Friday, September 28, 2012

Let the Wookie win

I took the Bratii down to the riverside a couple of weekends ago (before the deluge) and we ended up on one of the crazy golf courses. I won as usual, but they drew with each other and more importantly were only 2 points behind me - damn close. Why bother to mention this? Well they were both quite chuffed at getting that close and I think some might consider this a bit odd; surely they'd only be happy if they'd won?

I look around at the other adult/child relationships with games and I watch children's strokes ignored, I watch the adults 'accidentally' fluff easy shots and I see the kids winning a lot more than they should and I just don't understand it. I don't do that - with board games, cards and the fairground type things I play to win.

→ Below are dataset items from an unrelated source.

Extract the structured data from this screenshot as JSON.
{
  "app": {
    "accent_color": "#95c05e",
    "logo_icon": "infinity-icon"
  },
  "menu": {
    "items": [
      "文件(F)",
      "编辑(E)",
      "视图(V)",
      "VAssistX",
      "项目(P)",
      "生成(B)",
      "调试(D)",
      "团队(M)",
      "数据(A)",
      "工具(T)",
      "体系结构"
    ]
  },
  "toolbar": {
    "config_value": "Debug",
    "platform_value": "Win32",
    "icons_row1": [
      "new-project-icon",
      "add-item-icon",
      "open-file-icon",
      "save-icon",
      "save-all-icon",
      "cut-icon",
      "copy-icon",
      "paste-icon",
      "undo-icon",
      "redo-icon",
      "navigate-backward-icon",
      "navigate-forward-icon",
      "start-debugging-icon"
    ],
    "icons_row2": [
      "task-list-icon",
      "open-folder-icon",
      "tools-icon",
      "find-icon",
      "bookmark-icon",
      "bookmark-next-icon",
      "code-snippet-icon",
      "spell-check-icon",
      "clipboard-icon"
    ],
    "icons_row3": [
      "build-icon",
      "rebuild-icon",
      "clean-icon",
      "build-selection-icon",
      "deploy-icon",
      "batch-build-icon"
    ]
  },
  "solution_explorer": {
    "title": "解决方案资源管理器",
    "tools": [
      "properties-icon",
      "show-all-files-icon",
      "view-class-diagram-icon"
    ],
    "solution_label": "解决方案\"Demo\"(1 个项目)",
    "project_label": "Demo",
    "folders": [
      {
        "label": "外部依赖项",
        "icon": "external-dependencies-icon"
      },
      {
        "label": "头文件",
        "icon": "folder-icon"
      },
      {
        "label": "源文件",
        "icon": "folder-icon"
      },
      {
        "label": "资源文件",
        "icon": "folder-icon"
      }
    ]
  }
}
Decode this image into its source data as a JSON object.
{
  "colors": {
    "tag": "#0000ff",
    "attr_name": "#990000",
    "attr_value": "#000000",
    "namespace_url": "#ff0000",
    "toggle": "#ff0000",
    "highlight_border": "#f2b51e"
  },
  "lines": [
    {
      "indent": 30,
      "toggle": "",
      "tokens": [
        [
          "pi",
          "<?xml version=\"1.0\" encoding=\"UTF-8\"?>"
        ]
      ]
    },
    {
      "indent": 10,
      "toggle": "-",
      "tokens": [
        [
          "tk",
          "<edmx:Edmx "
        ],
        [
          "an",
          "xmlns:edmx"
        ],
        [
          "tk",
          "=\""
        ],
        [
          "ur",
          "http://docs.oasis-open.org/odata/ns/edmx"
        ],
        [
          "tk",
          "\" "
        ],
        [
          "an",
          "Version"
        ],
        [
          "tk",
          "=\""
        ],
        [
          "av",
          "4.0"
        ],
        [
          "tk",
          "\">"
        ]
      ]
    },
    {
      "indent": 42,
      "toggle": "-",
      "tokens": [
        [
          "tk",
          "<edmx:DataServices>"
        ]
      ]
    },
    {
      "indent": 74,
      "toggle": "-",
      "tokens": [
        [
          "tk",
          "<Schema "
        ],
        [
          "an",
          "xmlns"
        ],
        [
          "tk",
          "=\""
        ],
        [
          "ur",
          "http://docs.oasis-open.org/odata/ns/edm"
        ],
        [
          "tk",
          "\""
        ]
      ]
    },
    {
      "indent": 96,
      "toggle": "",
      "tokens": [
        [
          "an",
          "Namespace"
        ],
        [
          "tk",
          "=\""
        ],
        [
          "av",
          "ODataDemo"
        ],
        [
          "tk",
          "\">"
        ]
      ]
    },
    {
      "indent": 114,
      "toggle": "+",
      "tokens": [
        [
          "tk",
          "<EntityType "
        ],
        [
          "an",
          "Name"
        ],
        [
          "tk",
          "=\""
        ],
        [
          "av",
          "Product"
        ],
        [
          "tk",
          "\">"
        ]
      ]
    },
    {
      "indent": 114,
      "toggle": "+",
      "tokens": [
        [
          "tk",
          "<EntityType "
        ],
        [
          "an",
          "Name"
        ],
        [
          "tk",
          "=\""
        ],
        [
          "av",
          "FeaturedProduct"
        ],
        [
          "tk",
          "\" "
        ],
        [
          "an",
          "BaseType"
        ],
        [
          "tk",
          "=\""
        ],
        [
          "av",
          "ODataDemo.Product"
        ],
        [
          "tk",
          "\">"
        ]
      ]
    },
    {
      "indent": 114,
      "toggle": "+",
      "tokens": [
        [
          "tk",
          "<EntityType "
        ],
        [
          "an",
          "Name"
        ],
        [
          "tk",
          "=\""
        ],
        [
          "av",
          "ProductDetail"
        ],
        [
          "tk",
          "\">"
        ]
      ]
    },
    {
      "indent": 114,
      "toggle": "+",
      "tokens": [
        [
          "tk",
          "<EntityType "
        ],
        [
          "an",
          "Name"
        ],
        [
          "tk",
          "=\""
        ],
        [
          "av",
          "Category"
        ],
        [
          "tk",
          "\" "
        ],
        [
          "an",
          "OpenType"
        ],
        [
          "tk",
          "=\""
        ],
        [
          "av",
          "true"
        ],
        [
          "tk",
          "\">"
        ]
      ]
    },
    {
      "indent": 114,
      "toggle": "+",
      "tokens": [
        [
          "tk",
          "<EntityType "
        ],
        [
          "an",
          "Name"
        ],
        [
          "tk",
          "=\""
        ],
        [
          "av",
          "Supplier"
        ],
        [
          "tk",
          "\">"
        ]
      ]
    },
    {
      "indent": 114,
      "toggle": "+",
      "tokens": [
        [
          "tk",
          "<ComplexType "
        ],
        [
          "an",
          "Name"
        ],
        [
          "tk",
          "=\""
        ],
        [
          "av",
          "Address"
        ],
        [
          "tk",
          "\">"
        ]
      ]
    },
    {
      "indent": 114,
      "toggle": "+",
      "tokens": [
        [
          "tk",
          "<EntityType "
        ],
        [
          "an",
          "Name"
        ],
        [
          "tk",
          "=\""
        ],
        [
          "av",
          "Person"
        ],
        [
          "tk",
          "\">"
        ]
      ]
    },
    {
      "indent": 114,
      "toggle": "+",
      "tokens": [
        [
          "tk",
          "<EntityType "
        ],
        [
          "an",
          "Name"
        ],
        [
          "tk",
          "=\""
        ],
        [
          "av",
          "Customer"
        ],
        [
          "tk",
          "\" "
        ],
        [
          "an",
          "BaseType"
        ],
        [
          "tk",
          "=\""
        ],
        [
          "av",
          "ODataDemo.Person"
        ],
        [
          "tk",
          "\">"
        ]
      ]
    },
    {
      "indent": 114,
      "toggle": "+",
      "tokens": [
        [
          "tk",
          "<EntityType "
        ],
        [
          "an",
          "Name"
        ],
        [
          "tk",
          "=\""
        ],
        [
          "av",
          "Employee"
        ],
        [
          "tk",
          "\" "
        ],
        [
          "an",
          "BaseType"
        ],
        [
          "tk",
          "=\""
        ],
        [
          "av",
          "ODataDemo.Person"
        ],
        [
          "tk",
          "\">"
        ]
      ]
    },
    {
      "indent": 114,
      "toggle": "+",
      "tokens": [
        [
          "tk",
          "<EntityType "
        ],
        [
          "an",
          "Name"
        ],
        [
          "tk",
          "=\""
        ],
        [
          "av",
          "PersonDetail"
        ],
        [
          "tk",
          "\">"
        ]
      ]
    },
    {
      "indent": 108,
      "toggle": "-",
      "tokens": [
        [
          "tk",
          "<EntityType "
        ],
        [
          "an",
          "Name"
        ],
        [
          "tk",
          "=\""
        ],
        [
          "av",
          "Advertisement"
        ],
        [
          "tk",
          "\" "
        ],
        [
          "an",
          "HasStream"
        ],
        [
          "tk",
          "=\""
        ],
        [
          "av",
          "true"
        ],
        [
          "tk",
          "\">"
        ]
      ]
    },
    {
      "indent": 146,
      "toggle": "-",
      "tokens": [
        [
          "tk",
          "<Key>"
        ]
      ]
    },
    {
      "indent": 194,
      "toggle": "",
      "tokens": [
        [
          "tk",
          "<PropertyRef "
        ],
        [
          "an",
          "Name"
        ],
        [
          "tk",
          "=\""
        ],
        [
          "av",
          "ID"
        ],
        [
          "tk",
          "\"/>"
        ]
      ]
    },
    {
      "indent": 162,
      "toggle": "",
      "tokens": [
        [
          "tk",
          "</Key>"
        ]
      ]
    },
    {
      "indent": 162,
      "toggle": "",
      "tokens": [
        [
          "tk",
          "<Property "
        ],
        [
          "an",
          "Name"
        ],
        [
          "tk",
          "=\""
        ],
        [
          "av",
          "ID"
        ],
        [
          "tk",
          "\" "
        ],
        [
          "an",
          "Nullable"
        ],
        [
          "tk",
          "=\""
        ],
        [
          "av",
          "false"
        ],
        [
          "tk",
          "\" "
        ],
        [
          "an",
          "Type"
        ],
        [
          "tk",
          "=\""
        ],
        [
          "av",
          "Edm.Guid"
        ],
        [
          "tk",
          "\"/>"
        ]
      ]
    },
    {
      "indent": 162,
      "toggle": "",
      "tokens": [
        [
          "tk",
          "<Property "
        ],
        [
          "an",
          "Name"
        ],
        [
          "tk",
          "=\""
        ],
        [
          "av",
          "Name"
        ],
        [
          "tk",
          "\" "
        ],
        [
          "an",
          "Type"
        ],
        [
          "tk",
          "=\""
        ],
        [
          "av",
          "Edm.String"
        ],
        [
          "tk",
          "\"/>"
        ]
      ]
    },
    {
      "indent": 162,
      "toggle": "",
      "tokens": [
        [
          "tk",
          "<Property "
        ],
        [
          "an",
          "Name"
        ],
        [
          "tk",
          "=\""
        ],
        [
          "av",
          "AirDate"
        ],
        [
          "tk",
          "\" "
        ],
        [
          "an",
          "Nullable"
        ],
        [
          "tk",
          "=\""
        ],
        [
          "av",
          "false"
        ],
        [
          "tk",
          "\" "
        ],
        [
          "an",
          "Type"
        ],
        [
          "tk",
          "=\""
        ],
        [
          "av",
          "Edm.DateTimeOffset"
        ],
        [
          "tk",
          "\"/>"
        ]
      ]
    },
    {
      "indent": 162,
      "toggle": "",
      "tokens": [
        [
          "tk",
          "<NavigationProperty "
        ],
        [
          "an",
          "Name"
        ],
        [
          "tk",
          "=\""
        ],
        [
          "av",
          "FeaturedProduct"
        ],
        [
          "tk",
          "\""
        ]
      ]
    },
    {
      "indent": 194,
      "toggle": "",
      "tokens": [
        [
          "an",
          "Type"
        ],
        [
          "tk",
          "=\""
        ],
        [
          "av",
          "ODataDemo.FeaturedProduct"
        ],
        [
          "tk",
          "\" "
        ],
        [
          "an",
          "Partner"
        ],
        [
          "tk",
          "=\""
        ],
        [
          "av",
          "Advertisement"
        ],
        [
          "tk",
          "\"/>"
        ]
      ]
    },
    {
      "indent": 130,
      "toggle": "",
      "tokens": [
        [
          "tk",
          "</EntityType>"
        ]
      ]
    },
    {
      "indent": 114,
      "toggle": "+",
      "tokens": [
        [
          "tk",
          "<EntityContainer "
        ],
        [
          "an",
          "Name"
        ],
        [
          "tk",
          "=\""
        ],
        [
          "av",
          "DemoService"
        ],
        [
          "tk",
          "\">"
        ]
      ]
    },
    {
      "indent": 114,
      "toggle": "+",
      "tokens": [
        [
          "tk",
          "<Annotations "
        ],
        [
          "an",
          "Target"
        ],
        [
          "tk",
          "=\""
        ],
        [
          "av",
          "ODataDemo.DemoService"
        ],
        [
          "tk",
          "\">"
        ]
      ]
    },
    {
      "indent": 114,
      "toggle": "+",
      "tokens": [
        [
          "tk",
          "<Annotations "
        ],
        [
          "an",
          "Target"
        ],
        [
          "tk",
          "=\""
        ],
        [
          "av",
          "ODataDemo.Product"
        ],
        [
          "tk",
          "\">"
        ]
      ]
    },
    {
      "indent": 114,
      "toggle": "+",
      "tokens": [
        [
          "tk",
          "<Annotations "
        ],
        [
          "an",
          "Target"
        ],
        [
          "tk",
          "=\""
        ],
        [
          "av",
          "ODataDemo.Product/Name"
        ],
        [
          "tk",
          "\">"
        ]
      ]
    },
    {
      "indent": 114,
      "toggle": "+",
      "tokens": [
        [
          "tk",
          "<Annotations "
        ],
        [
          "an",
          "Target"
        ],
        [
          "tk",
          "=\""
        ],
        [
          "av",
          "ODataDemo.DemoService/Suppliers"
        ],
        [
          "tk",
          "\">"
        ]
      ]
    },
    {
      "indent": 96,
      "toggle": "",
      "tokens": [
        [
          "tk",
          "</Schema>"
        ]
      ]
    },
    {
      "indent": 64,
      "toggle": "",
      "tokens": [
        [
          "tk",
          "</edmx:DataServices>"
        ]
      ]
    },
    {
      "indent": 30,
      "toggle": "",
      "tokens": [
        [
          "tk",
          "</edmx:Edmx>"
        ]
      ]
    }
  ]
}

But doesn't that just mean I'm a sore loser? I have no problem with losing in fact I've to both Bratii at board and card games occasionally and in every instance their reaction has been one of almost stupefied awe. Minor has run off to find his parents to tell them he won - that he beat me; and his parents have paid attention and congratulated him because it's an actual accomplishment and I've backed him up no "He must of cheated" or "Just got lucky" occasionally yes I've had a really bad hand of cards and they've had really good ones; but that means nothing if you don't play them well too and they've learned how to do that because I've never let them get away with mistakes. They play the wrong card or make the wrong move and I'll jump on it pointing out exactly why it was a mistake. The result being that although they may make the same mistake a second time I've not known them to make it a third.

But doesn't losing all the time just make them not want to play? I've not found that, quite the opposite; when they lose they're the ones who want a rematch. They judge it by how close they get to beating me (or their brother) and they're constantly trying to close the gap. Sure I encourage this. I've never made a big deal out of them losing, never made a big deal out of me winning. They're the ones who want to play games; even typical-teen Major only puts up a token protest at being dragged out a game magazine/phone game/book

As a contrast Devil Child seems to get a little more spoiled with games (though not with me) she's a sweetie in that she doesn't mind losing (with the random luck games), but I can tell she's used to winning at the 'skill' games. The difference is that she just can't seem to settle with a game. She'll play a game and lose to me and then we have to play a different game; she'll play that game with someone else and win and stick to that game.

This attitude crops up in other areas too. We were at her local playground and I walked across a balance log and asked her if she could do it? She tried fell off and gave up. I pushed at her to try again and she did; got further fell off and went into a sulk that she couldn't do it. I pointed out that she'd got further this time; she still sulked then came back. Got further, fell off, sulked. Came back and managed to get all the way across which thrilled her. I showed her different ways of crossing and from that point on she was happy to both get on and fall off, because she knew she'd managed it once.

I think it just gives them something to strive for and stops them from getting bored; winning all the time gets dull - hell I used to get bored of it; but now they're getting better and the games are actually becoming competitive - I can no longer assume I'm going to be the winner and that makes it more fun for me too.

I just don't get the 'let the kid' win attitude; sure it's initially just a bit of fun and even I don't play to the best of my abilities in the less competitive hide and seek/tag type games (I'll overlook mistakes, but not repeatedly); but hit the age of 4 and they can't expect an easy ride in games of skill. They have to work at it, learn how to play and then when they do win they've done it fair and square and they know it.